Restating the rule from "How to use this file" above, for explicit visibility: System Platform ↔ System Platform traffic over Global Galaxy, site-level ScadaBridge ↔ local equipment, site System Platform clusters ↔ central System Platform cluster, and any other traffic that stays entirely within the OT side of the boundary is not legacy for pillar 3 purposes. The IT↔OT crossing at ScadaBridge central is the only boundary this inventory tracks.

Open questions for the inventory itself

  • Is there an existing system of record (e.g., a CMDB, an integration catalog, a SharePoint inventory) that this file should pull from or cross-reference rather than duplicate?
  • Discovery approach: walk the Aveva System Platform cluster configs, interview site owners, scan network traffic, or some combination?

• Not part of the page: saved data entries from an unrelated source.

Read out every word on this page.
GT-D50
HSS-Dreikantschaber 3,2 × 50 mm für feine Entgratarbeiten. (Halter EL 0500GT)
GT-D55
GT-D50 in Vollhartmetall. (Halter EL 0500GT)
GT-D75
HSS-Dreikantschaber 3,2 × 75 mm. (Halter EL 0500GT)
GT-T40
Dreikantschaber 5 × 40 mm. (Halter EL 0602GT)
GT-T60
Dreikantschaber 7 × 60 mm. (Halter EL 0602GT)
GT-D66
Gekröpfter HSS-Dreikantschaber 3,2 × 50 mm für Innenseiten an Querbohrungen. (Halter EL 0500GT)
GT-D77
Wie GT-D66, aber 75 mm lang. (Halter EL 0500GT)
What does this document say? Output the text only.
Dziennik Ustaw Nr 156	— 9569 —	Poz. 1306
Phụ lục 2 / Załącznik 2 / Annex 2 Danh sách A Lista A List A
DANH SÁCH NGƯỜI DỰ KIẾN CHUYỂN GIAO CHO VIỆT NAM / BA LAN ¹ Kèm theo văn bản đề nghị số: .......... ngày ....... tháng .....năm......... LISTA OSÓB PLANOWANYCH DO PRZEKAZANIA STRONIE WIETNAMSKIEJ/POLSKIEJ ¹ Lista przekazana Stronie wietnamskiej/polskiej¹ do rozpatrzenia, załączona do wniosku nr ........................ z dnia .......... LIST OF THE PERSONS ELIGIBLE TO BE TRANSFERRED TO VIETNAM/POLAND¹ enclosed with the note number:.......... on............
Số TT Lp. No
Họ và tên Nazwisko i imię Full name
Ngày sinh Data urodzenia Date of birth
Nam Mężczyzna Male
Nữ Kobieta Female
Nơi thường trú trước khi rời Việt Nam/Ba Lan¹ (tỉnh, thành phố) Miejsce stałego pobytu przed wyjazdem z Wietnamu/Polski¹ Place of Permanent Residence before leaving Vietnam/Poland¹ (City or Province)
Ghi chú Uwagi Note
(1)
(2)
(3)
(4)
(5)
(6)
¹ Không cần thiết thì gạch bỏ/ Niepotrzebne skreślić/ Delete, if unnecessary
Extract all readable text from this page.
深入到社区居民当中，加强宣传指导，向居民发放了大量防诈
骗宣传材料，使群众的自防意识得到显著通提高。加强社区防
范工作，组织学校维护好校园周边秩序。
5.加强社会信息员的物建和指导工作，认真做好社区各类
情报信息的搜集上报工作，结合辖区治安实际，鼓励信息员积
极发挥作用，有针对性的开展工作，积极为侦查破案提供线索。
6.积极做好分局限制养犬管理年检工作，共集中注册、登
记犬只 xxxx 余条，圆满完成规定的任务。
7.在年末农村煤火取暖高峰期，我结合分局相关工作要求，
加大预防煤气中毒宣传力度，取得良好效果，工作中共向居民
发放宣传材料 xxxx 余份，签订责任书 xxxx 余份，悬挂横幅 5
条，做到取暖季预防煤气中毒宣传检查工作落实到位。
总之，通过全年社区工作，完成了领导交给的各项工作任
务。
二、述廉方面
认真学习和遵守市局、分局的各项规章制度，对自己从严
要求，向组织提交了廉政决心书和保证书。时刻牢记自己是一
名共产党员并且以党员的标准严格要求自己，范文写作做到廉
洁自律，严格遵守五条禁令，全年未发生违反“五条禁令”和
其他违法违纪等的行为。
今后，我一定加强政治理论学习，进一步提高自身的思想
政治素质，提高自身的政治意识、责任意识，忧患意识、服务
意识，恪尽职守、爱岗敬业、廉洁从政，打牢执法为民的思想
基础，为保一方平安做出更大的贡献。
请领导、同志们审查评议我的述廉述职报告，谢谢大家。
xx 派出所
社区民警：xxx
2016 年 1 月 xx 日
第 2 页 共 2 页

  • Definition boundary: does "legacy integration" include internal System Platform ↔ System Platform traffic over Global Galaxy, or only IT↔OT crossings? Resolved: only IT↔OT crossings at the central ScadaBridge boundary. In the target architecture, System Platform traffic (including Global Galaxy, site↔site, and site↔central System Platform clusters) stays entirely on the OT side and is not subject to pillar 3 retirement. The IT↔OT boundary is specifically ScadaBridge central ↔ enterprise integrations — that crossing is the only one the inventory tracks and the only one subject to the "zero legacy paths" target.
  • How often is this file reviewed, and by whom? (Needs to be at least quarterly to feed pillar 3 progress metrics.)